University of California Researchers Find That Soybean Oil Causes More Obesity Than Coconut Oil and Fructose

According to a recent study published in the journal PLOS ONE and conducted by researchers at the University of California, Riverside, a diet high in soybean oil causes more diabetes and obesity than a diet high in fructose, a sugar usually found in processed foods and soda.

For the study, the research team gave mice four different diets containing 40% fat, similar to the typical Americans diet.

In one diet, the researchers used coconut oil, and in the second diet half of the coconut oil was substituted with soybean oil, which contains primarily polyunsaturated fats. In the other two diets, the researchers added fructose. All diets had the same amount of calories. Results revealed that in comparison to mice fed with the diet high on coconut oil, those mice fed with the diet high in soybean oil diet had larger fat deposits, a fatty liver, gained weight, had diabetes and insulin resistance.

Mice fed with the diet high in fructose in the diet were found to have less metabolic effects than soybean oil. However, the diets high in fructose were found to cause an increase in prolapsed rectums, a symptom of inflammatory bowel disease (IBD) and more negative effects in the kidney.
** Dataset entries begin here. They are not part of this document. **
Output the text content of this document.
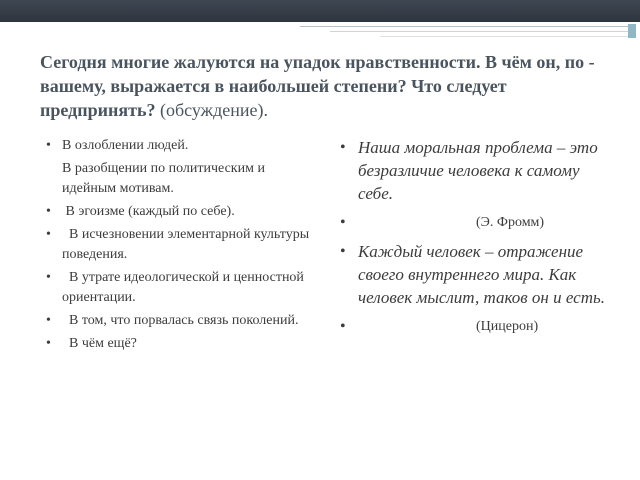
Сегодня многие жалуются на упадок нравственности. В чём он, по - вашему, выражается в наибольшей степени? Что следует предпринять? (обсуждение).
• В озлоблении людей.
В разобщении по политическим и идейным мотивам.
• В эгоизме (каждый по себе).
• В исчезновении элементарной культуры поведения.
• В утрате идеологической и ценностной ориентации.
• В том, что порвалась связь поколений.
• В чём ещё?
• Наша моральная проблема – это безразличие человека к самому себе.
•	(Э. Фромм)
• Каждый человек – отражение своего внутреннего мира. Как человек мыслит, таков он и есть.
•	(Цицерон)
The researchers also found that mice that were on the diet high in soybean oil gained nearly more 25% weight than those fed with the diet high in coconut oil and gained 9% more weight than the mice with the diet high in fructose. Mice fed with the diet high in fructose gained more 12% of weight than the mice fed with the diet high in coconut oil.

“This was a major surprise for us — that soybean oil is causing more obesity and diabetes than fructose — especially when you see headlines everyday about the potential role of sugar consumption in the current obesity epidemic,” said Poonamjot Deol, the assistant project scientist who directed the project in the lab of Frances M. Sladek, a professor of cell biology and neuroscience.
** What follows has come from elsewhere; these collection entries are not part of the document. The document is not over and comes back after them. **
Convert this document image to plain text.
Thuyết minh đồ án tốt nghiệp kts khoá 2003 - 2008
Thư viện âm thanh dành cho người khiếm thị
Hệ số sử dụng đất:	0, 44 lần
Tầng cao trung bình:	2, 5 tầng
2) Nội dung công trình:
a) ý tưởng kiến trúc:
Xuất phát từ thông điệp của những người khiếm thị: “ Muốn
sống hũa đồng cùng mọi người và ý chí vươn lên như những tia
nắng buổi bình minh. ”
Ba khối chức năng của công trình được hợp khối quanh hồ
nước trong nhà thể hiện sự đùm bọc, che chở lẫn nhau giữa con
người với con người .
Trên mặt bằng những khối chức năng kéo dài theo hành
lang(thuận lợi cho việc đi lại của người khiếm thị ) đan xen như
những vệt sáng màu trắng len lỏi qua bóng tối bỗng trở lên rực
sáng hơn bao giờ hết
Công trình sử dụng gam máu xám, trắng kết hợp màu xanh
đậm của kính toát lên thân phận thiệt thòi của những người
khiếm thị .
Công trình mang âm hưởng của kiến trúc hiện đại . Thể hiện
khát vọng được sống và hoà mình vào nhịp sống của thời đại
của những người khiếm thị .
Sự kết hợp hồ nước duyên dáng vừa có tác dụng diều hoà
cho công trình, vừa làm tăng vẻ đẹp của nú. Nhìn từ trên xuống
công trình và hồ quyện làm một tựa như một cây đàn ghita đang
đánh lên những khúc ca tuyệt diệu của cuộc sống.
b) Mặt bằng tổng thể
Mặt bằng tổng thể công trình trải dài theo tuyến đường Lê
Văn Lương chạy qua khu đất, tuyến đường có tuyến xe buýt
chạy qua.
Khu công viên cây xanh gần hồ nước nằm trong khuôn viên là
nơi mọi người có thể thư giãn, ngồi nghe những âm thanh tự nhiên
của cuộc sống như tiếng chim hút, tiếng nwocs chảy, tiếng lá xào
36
US guidelines encourage people to reduce their daily consumption of saturated fats, and increase their daily consumption of polyunsaturated fatty acids found in soybean oil. This led to an increase in the consumption of soybean oil, found in margarines, snack foods, salad dressings and processed foods. The increase in soybean oil consumption in the US mirrors the rise in obesity rates.

In the US, fructose consumption has also increased, from about 37 grams daily in 1977 to 49 grams daily in 2004.
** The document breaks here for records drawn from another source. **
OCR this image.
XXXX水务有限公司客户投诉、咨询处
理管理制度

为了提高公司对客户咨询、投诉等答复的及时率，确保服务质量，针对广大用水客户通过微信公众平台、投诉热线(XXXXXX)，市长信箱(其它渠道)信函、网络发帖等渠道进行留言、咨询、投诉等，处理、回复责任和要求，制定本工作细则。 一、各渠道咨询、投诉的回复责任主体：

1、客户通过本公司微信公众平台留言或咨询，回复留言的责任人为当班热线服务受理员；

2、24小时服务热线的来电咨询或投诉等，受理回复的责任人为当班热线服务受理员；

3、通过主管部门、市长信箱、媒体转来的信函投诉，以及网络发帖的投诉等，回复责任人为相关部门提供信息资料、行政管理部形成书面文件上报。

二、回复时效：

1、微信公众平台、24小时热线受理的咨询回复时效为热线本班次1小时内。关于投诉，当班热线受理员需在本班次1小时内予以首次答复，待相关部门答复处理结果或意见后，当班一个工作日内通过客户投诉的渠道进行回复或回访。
This study is the first looking at the effects of saturated fat, unsaturated fat and fructose on diabetes, obesity, insulin resistance and nonalcoholic fatty liver disease, which with hypertension and heart disease represent Metabolic Syndrome.

The researchers also examined gene expression changes and the levels of metabolites present in the livers of mice that were fed with these four different diets. Results showed that mice fed with the diet high in soybean oil had had affected expression of the genes responsible for metabolize drugs and other external compounds that enter the body. This indicates that a diet high in soybean oil may affect one’s response to drugs and environmental toxicants, this is the results are in humans are the same as the ones found in mice.

The research team also conducted a study with corn oil, with the results showing that corn oil triggered more obesity compared to coconut oil, but not as much as soybean oil. The researchers are now looking at the effects of olive and lard oil.

This new study relates to previous findings of a study conducted at the UC Davis West Coast Metabolomics Center that compared regular soybean oil to a genetically modified soybean oil. The results from that study showed that the high oleic soybean oil (Plenish), is better than regular soybean oil.

The research team is now finalizing an article in which they incorporate these results with tests done with olive oil.